Hopefully this blog will be interesting even if the reader is not a #1 Brooke fan, because, of course, personal essays are not just about the writer. This is a difficult concept for people to grasp. Take, for example, the previous blog in which I wrote about my dad crashing his car into a neighbor’s living room. That was true. What wasn’t true was the line I gave him to say after he crashed: “I zagged when I should’ve zigged!” I can’t know my dad said this as I wasn’t there: I wasn’t yet born. But my dad has slurred stuff like this before in precarious situations. I know him, and you don’t, but I want you to. Thus I give him things to say that reveal parts of him. And I don’t just want you, the reader, to know my dad, but maybe something bigger about loving people who are so strange and wonderful and flawed, and about the fear of becoming a person such as that. Or not becoming that person. Who am I if not my father’s daughter? We all ask ourselves these questions in one form or another in life. These ideas are implicit in any personal writing.

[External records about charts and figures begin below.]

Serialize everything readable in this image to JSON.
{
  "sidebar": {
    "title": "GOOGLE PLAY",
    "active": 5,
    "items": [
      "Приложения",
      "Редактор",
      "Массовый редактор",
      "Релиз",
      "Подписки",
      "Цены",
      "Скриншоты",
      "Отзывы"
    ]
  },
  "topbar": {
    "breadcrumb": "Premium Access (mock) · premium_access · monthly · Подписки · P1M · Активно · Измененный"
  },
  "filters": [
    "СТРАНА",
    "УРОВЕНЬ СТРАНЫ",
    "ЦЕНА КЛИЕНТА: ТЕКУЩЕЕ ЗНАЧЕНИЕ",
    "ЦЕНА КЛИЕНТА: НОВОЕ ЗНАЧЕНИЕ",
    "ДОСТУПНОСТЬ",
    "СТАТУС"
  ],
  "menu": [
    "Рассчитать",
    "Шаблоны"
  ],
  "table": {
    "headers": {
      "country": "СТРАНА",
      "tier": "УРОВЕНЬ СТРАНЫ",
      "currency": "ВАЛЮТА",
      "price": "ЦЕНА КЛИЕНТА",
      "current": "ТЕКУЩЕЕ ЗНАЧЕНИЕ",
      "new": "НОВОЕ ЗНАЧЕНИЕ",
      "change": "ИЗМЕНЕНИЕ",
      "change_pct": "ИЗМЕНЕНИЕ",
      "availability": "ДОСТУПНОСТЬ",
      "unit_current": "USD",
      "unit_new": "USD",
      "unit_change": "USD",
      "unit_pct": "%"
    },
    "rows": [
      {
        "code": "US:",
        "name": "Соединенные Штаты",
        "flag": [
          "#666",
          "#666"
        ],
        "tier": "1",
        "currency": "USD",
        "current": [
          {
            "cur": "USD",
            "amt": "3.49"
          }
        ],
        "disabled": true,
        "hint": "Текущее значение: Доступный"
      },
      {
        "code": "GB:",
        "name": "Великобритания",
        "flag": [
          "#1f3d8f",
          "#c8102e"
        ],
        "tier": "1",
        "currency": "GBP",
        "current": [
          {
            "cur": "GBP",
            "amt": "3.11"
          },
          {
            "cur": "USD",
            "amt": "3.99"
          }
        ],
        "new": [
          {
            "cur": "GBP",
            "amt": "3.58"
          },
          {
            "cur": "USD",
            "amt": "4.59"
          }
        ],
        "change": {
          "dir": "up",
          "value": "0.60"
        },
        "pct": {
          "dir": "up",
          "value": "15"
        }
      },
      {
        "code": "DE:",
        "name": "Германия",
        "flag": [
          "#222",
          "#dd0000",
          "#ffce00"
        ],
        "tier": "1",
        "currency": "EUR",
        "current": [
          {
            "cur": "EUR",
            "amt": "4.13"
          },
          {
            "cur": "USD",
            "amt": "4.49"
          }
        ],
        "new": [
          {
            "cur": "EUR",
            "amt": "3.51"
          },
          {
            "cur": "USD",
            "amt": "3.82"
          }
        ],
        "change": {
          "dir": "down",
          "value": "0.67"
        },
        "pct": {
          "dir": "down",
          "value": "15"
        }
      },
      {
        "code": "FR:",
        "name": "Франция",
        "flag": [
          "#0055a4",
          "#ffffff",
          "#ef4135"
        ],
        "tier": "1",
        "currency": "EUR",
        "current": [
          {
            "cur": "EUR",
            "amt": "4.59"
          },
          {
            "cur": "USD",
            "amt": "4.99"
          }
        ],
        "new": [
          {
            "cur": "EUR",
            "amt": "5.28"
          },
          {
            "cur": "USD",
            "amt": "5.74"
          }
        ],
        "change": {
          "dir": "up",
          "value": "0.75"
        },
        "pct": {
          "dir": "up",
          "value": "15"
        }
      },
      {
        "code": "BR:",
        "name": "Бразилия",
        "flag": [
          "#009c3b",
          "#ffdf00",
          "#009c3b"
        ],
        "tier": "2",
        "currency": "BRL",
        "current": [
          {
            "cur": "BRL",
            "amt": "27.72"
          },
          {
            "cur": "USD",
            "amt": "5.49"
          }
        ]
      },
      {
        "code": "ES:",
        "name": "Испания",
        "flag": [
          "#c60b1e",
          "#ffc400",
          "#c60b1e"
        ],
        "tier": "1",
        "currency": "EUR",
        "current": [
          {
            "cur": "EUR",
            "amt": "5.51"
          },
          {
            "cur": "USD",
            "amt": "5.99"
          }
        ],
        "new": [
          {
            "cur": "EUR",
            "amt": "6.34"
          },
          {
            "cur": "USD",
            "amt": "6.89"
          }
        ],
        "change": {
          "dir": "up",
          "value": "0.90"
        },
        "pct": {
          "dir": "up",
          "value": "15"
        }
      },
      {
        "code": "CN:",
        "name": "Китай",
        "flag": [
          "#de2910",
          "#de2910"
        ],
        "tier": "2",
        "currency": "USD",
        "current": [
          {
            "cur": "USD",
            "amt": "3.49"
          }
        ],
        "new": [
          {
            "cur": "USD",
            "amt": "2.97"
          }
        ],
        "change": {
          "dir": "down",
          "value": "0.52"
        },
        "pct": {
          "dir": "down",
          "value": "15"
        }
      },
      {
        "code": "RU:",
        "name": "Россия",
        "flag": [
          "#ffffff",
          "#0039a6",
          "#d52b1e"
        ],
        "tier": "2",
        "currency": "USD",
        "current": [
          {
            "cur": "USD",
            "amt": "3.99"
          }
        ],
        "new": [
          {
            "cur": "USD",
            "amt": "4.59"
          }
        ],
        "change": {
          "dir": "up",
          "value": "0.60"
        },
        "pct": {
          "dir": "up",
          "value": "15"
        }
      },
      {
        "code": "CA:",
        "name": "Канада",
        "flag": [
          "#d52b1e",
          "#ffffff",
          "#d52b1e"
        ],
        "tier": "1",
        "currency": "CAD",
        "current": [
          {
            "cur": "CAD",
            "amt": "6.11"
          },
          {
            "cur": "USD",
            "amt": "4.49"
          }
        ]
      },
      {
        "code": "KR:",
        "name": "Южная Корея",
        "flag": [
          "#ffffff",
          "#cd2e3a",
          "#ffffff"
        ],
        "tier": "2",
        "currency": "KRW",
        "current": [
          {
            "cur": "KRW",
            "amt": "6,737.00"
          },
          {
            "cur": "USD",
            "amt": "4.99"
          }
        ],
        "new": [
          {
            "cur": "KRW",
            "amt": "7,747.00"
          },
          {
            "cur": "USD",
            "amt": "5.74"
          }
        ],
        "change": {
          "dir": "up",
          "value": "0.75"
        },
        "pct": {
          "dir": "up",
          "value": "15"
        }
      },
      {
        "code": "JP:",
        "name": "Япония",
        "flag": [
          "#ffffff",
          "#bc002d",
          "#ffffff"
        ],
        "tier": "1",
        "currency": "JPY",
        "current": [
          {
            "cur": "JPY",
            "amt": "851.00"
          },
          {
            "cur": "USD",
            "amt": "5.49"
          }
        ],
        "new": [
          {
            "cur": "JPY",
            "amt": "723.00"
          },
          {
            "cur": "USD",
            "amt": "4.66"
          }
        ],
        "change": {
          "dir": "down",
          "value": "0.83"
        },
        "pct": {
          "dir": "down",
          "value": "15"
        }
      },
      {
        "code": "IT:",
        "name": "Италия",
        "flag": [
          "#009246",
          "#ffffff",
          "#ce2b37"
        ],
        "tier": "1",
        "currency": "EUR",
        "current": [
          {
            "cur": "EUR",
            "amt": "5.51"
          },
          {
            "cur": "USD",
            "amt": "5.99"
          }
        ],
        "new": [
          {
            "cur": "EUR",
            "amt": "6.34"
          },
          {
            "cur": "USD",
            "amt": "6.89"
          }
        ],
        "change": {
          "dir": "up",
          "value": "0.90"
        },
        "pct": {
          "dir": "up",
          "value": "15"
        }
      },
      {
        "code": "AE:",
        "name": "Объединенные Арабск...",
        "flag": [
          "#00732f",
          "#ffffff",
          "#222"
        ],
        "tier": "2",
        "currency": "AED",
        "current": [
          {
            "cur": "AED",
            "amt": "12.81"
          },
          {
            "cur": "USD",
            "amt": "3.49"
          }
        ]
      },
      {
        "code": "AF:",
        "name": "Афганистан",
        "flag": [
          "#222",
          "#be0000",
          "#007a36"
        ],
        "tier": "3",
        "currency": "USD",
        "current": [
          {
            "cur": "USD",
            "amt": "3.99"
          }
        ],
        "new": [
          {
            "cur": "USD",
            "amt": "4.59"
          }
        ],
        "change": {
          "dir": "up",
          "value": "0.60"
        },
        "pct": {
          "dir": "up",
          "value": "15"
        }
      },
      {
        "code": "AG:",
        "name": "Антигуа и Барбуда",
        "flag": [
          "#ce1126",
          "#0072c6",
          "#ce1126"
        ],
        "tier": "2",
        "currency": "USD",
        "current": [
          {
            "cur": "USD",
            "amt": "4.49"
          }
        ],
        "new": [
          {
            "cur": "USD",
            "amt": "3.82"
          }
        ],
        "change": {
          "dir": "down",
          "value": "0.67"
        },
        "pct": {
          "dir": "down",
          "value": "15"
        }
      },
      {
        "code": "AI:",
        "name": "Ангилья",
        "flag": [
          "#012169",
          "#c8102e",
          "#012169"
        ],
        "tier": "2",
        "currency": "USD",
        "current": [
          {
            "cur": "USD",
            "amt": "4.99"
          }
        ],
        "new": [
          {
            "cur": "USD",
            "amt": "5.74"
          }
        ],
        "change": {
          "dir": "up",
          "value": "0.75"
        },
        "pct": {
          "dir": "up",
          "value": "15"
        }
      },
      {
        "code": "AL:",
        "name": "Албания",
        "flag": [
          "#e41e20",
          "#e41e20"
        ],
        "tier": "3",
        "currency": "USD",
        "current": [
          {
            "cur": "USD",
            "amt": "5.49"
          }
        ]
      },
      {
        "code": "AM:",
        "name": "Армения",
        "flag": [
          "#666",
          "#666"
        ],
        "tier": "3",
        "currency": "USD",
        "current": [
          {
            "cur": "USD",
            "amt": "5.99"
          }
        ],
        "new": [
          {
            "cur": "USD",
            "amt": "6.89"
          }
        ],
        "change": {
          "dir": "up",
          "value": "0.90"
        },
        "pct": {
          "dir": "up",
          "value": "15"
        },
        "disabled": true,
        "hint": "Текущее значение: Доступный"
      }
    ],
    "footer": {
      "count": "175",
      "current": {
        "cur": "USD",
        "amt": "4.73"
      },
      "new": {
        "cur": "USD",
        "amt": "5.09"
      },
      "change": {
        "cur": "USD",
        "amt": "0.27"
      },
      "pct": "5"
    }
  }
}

Non non-fictioners might balk at this stuff. They might Joe Wilson me: “You lie!” I don’t think I do. I’m not inventing people or situations—just teeny parts of them. I’d argue this makes them more real. If I had my dad read the line I gave him—“I zagged when I should’ve zigged!”—he’d likely say, “Man, I remember that like it was yesterday. I was funny then.” Glug, glug. He’ll know he said it, because he feels it’s true. That’s what’s most important, I think, about writing non-fiction: writing what you feel is true.

A friend recently mentioned it must be difficult to straddle the line of revelation and discretion—I mean, I’m writing about my life, sometimes about the gritty little parts of it, and posting it on the internet for the world to see. Isn’t that, oh I don’t know, like Lindsay Lohan climbing out of a car with no underwear on? I say no, mainly because I always try to imagine the person I’m writing about reading what I’ve written. I try to say nothing that, if they were being honest with themselves, they wouldn’t admit to being real. This is a form of loyalty to the craft and to the people I love. Ultimately I’m writing to discover something about them, about us. Of course I could lie about my part in all this, make Brooke always witty and charming and not stumbling over words and ideas and not eating another bag of cookies when I shouldn’t be. But then I’d have to Joe Wilson myself.

Oh! I forgot another reason I started this blog: I secretly hope I’m discovered just like the prize winner of Defiance, Ohio. Some Huff Po editor will stumble across Buggy Face and say, hey, we should pay this person for her thoughts! I suppose the University of Alabama already technically does that, but in the classroom I’m forced to speak ideas aloud. Unfortunately sometimes that means we wind up talking about poop and then I say something or other that makes the class think I’m communist. Maybe in two months they’ll think it’s funny to draw a swastika or turd on my evaluations. I’d really rather write.